When Pam and Kim and the others were about 17, their friend Mark was killed in a motorcycle accident. The only son of a very dear friend of mine, I remember Mark as filled with a more macho but equally vibrant incandescence; his loss remains, especially for his family and for those contemporary friends, a giant sorrow.

Here, though, is what sorrow does. It unites. It makes humanity understandable, it makes gentleness essential. Why would anyone who knew Ally or Mark ever want to be unkind? How could any of us fail to cherish the people we see and the day we greet?

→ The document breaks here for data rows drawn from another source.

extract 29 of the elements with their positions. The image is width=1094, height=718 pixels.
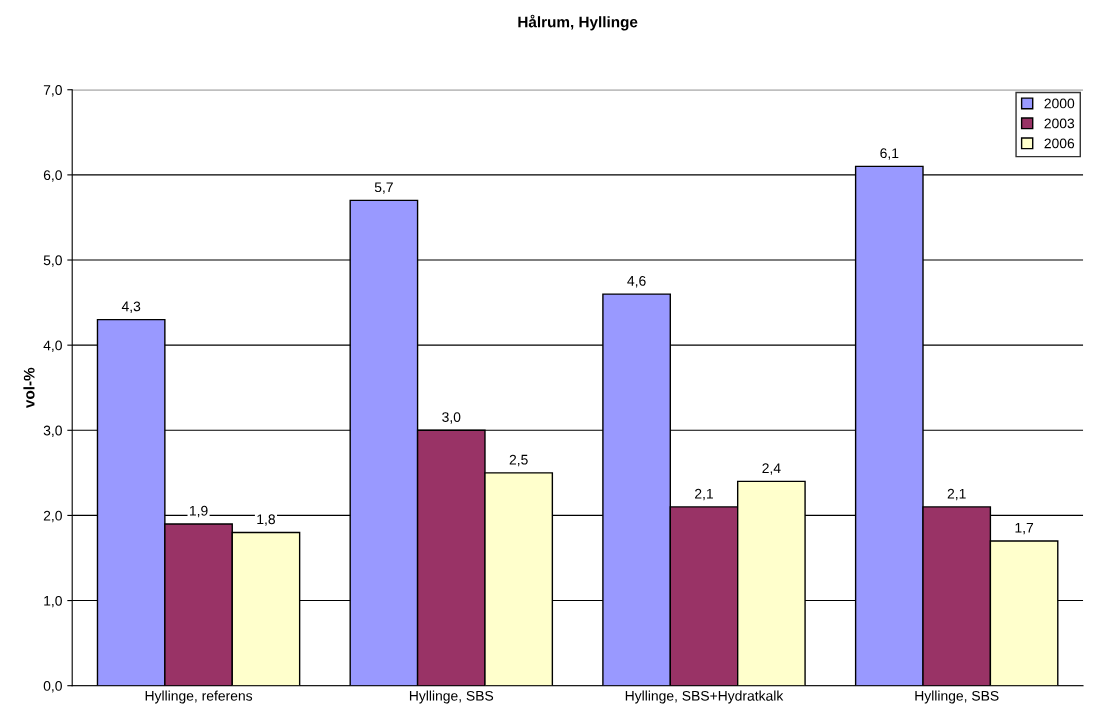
y-tick-label: 2,0 <box>43 510 62 523</box>
data-label: 6,1 <box>880 148 899 160</box>
data-label: 2,1 <box>947 488 966 501</box>
data-label: 3,0 <box>442 412 461 424</box>
legend-label: 2000 <box>1044 98 1075 109</box>
y-tick-label: 0,0 <box>43 681 62 693</box>
y-tick-label: 6,0 <box>43 170 62 182</box>
data-label: 4,6 <box>627 275 646 288</box>
data-label: 2,1 <box>695 488 713 501</box>
x-tick-label: Hyllinge, SBS <box>915 690 999 704</box>
data-label: 5,7 <box>374 182 393 194</box>
data-label: 1,9 <box>189 505 208 518</box>
data-label: 2,4 <box>762 463 781 475</box>
chart-title: Hålrum, Hyllinge <box>518 14 638 31</box>
legend-label: 2003 <box>1044 118 1075 129</box>
y-axis-title: vol-% <box>23 367 35 409</box>
data-label: 2,5 <box>509 454 528 467</box>
data-label: 4,3 <box>121 301 141 313</box>
x-tick-label: Hyllinge, referens <box>145 690 253 704</box>
y-tick-label: 4,0 <box>43 340 62 352</box>
y-tick-label: 1,0 <box>44 595 62 608</box>
x-tick-label: Hyllinge, SBS+Hydratkalk <box>625 690 784 704</box>
x-tick-label: Hyllinge, SBS <box>409 690 494 704</box>
legend-label: 2006 <box>1044 138 1075 149</box>
data-label: 1,7 <box>1015 522 1034 535</box>
y-tick-label: 7,0 <box>43 85 62 97</box>
y-tick-label: 3,0 <box>43 425 62 438</box>
data-label: 1,8 <box>257 514 275 526</box>
y-tick-label: 5,0 <box>43 255 62 267</box>
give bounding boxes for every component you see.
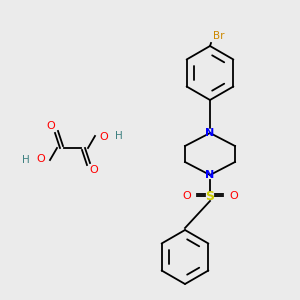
Text: N: N xyxy=(206,170,214,180)
Text: S: S xyxy=(206,190,214,202)
Text: O: O xyxy=(182,191,191,201)
Text: N: N xyxy=(206,128,214,138)
Text: Br: Br xyxy=(213,31,224,41)
Text: H: H xyxy=(115,131,123,141)
Text: O: O xyxy=(229,191,238,201)
Text: O: O xyxy=(100,132,108,142)
Text: O: O xyxy=(90,165,98,175)
Text: O: O xyxy=(46,121,56,131)
Text: O: O xyxy=(37,154,45,164)
Text: H: H xyxy=(22,155,30,165)
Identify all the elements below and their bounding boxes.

It does nothing to lessen the loss. But whether we knew them or not, this is a parting gift from Ally and Mark.

Chance encounters

Stuff matters not. Friends matter. I had that old truism abundantly reinforced in the past several weeks… when I’ve been blogging only in my head. That’s my excuse for this stale blogspace, and hopefully it merits putting down in black, white and cyberspace. I made the leap into a new – gasp – quarter century on June 8, with the help of something over 100 friends in the Bay area and warm wishes from absentee friends elsewhere, something worth celebrating indeed. All were invited not to bring Stuff, but to bring, if they chose, contributions in amounts of 75 cents, $7.50, or multiples that seemed interesting to my three favorite causes. We raised a bunch of dollars; the hostess had a ball. Shortly thereafter I hopped a $99-one-way flight from San Francisco to Baltimore, because who can refuse a $99 cross country flight, even if it’s not going exactly where you want to go? I had not bothered to fill in the blanks until almost the moment of departure, but it worked out this way: An old college friend arranged for her housekeeper to fetch me from B.W.I. to her home in McLean, VA; then delivered me the next day to the Corcoran museum where another friend is curator of American Paintings. That afternoon a childhood friend fetched me from the Corcoran, sated with beautiful art, and took me to her home in Alexandria. Two days (and more art, see Ann McDowell at the Torpedo Factory Art Center) later she and I drove 90 miles south to our hometown of Ashland, VA for a reunion of the famous Ashland High classes of ’47, ’48, and ’49. (We are a sturdy bunch of Depression-era-raised farm kids and small-townies.) Another childhood friend that night nursed me through the cold and laryngitis all this had produced. The next day my second-grade boyfriend fetched me from Ashland to the Richmond airport, where the Alamo people kindly offered a car for return to B.W.I. without charging an arm and a leg. Two days later, nourished by visits to more old friends, a fetched myself back to B.W.I., onto Southwest’s pleasant airplane and home. Exhausted, but exhilarated, because friends just do that, and thank heavens for them all.